What is the conjugate of #sqrt((a+b))+7# ?

1 Answer
Jan 29, 2017

Answer:

You can use #-sqrt((a+b))+7# or #sqrt((a+b))-7# as the conjugate of #sqrt((a+b))+7#

Explanation:

It actually does not matter. You can use #-sqrt((a+b))+7# as the conjugate, or #sqrt((a+b))-7#.

By convention, if a binomial expression contains a rational and an irrational term, then we usually put the rational term first, e.g.:

#2+3sqrt(5)#

Then the radical conjugate is usually taken to be:

#2-3sqrt(5)#

i.e. reversing the sign of the irrational term.

Note that that does not cover the case of:

#sqrt(2)+sqrt(3)#

for which we could use the following expression as a conjugate:

#sqrt(2)-sqrt(3)#

Alternatively, we could use the following expression as a conjugate:

#sqrt(3)-sqrt(2)#

The fundamental idea is that a conjugate is an expression which when multiplied by the original results in a rational result.

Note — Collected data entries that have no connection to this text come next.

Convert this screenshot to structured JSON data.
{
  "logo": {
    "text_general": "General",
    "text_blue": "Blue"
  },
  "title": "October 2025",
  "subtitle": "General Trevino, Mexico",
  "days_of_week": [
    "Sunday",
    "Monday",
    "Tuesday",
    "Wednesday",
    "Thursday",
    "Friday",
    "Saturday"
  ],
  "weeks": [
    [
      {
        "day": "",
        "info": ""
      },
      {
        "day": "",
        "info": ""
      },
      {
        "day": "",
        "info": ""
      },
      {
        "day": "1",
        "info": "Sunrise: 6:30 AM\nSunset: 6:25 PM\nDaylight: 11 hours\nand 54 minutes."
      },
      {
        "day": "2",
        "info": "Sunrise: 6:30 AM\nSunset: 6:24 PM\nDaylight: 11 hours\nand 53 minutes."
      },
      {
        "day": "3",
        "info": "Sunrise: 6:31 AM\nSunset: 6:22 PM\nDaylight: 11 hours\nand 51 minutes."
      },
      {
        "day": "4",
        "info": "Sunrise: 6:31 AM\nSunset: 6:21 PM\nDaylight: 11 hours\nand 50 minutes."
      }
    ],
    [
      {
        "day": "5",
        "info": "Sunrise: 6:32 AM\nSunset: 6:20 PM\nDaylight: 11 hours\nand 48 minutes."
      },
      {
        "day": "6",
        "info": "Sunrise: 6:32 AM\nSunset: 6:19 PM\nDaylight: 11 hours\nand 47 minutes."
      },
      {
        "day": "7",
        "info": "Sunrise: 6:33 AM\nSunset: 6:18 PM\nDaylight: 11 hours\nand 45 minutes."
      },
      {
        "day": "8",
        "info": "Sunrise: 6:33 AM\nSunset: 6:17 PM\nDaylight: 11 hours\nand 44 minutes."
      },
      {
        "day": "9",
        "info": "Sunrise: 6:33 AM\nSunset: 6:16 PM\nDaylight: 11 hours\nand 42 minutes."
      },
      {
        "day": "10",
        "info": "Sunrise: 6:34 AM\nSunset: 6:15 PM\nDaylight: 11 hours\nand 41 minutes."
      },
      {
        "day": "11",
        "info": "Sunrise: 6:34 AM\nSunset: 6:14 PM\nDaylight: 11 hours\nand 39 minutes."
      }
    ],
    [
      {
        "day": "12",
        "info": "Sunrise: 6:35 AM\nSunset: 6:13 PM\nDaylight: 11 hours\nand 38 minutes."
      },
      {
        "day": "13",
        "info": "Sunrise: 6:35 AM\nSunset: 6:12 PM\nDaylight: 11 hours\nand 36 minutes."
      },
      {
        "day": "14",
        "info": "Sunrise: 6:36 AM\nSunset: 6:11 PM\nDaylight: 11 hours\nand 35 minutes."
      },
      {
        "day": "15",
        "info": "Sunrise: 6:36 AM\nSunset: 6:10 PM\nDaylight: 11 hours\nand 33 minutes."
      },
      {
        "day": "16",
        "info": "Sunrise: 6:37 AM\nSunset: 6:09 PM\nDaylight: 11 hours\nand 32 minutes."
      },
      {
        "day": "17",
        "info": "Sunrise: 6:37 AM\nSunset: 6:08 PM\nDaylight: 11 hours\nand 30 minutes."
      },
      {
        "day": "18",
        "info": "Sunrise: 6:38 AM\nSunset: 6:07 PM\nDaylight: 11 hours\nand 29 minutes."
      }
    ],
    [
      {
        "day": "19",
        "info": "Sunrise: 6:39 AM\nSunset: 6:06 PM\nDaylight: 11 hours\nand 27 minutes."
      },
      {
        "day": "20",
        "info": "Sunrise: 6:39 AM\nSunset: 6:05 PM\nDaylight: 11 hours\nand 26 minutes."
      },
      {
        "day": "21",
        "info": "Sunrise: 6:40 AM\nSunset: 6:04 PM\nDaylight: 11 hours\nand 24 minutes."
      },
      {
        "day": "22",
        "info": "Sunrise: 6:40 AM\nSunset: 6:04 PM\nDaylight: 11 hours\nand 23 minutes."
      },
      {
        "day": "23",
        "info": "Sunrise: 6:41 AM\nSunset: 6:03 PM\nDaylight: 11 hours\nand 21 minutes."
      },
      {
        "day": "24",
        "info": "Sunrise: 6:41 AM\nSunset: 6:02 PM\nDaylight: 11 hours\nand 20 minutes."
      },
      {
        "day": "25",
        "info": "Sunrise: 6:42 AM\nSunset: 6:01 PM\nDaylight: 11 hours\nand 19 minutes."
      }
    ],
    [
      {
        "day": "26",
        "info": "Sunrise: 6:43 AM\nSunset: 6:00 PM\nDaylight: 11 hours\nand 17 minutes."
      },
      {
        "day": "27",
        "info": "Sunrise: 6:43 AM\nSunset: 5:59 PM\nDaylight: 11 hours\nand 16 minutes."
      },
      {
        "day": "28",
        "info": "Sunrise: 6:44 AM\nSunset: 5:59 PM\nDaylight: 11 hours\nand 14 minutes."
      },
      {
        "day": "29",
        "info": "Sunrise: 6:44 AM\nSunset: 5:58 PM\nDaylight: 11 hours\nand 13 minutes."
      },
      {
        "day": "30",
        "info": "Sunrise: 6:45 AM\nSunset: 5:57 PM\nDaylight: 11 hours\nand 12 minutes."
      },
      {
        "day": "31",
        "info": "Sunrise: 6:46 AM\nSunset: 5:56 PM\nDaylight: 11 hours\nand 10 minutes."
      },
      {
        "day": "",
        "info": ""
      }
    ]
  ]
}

For binomials with terms that involve rationals and square roots (but not square roots of square roots), you can form a conjugate by reversing the sign of either term.

This works because of the difference of squares identity:

#A^2-B^2 = (A-B)(A+B)#

So by reversing the sign of one term, we end up with a product only involving squares of the original terms.